Univariate visualizations only look at one variable at a time. 

For my first univariate visualization
I'm want to show the sodium content of each different cereal, starting with the highest amount. 

```{r}
cereal_sodium %>%
  arrange(Sodium) %>%
mutate(cereal_name=factor(cereal_name, levels=cereal_name)) %>%
    ggplot(aes(x=cereal_name, y=Sodium)) +
  geom_segment(aes(xend=cereal_name, yend=0), color="skyblue") +
  geom_point(colour="darkblue", size=2, alpha=0.5)+
  coord_flip()
```

Raisin Bran is the cereal highest in sodium, while Frosted Mini Wheats contain the least. 

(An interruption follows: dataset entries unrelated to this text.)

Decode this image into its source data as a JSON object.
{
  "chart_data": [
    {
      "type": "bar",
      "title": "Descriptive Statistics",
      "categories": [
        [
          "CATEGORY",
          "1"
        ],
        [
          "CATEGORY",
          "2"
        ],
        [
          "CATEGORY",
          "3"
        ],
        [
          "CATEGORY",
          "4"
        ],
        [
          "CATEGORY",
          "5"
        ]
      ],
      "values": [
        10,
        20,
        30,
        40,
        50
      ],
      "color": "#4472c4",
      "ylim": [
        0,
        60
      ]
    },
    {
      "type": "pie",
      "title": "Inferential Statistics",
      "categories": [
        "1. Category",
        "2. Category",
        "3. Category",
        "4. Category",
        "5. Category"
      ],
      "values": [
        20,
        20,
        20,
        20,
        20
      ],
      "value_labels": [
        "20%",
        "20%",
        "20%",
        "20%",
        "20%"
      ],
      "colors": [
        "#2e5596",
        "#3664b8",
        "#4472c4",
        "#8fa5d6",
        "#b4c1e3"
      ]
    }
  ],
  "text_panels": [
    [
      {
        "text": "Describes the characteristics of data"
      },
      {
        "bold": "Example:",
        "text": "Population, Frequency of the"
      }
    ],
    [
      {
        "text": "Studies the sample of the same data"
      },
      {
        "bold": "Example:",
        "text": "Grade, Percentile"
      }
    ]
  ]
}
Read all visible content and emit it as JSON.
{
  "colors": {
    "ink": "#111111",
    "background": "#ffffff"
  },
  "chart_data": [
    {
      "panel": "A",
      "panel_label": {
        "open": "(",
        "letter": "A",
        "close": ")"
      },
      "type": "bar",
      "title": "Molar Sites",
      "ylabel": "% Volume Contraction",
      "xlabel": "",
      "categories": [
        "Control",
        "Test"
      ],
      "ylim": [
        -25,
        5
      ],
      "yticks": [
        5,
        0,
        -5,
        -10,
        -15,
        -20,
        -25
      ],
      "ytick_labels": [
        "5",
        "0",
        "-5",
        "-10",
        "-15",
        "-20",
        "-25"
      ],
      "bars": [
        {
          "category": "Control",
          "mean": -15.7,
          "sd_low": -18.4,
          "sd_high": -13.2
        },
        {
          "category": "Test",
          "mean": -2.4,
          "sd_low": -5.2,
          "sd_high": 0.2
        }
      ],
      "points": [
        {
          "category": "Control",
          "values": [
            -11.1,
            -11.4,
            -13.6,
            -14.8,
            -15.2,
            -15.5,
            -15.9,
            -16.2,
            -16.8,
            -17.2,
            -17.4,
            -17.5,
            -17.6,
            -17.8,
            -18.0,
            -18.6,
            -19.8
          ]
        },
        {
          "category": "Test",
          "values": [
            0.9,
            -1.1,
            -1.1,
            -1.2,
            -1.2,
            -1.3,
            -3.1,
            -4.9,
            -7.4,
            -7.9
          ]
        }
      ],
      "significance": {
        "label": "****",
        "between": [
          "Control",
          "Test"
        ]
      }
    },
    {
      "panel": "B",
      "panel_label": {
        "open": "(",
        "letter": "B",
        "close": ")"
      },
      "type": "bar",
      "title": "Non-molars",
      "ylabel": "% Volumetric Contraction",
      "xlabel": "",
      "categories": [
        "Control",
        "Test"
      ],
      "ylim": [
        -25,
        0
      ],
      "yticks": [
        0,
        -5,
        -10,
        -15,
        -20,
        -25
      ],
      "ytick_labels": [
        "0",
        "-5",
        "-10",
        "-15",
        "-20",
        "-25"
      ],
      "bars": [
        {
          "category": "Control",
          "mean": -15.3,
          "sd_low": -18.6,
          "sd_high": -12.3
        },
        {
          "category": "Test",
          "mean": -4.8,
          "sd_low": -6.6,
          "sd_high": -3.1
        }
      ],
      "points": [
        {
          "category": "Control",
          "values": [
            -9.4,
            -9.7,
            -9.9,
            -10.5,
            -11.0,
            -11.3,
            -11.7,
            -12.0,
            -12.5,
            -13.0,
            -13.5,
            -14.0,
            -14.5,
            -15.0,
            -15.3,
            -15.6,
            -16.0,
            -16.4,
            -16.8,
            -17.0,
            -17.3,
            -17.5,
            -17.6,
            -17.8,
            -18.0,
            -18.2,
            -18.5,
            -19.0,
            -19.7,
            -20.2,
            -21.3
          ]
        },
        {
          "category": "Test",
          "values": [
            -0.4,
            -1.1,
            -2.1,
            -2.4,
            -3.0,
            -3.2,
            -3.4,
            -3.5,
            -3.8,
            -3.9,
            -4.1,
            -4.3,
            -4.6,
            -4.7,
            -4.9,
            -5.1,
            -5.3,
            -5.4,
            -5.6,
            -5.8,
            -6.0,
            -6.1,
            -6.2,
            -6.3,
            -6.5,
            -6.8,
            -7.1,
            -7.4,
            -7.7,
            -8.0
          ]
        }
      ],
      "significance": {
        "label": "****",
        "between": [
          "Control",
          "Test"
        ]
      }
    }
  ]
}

Next, I want to show the sugar content of each different cereal. 

```{r}
cereal_sodium %>%
  arrange(sugar) %>%
mutate(cereal_name=factor(cereal_name, levels=cereal_name)) %>%
    ggplot(aes(x=cereal_name, y=sugar)) +
  geom_bar(stat="identity") +
  coord_flip()
```

In addition to being the cereal highest in sodium, Raisin Bran is also the highest in sugar. Fiber one has the least sugar. 

## Bivariate Visualization(s)

A bivariate visualization is used to find out if there is a relationship between two sets of variables. 

For example, we could try to answer the question as to whether cereals classified as "adult" contain less sugar than those that are classified as children's. To visualize this, I have added a colour fill for each bar according to which cereals have been classified as adult or children's. 

```{r}
cereal_sodium %>%
  arrange(sugar) %>%
mutate(cereal_name=factor(cereal_name, levels=cereal_name)) %>%
    ggplot(aes(x=cereal_name, y=sugar, fill=Type)) +
  geom_bar(stat="identity") +
  coord_flip()
```
Interestingly, the three cereals with the most sugar content (Raisin Bran, Crackling Oat Bran, and Honey Smacks) are labeled as adult cereals

Another bivariate visualization that we could complete would be to examine whether there is any relationship between the volume of sodium and sugar in when classifying cereals at adult or children's. 
```{r}
ggplot(cereal_sodium, aes(x=Sodium, y=sugar, color=Type)) +
geom_point(size=3)
```
There does not appear to be a relationship between sugar content, sodium content, and designation as either an adult or children's cereal.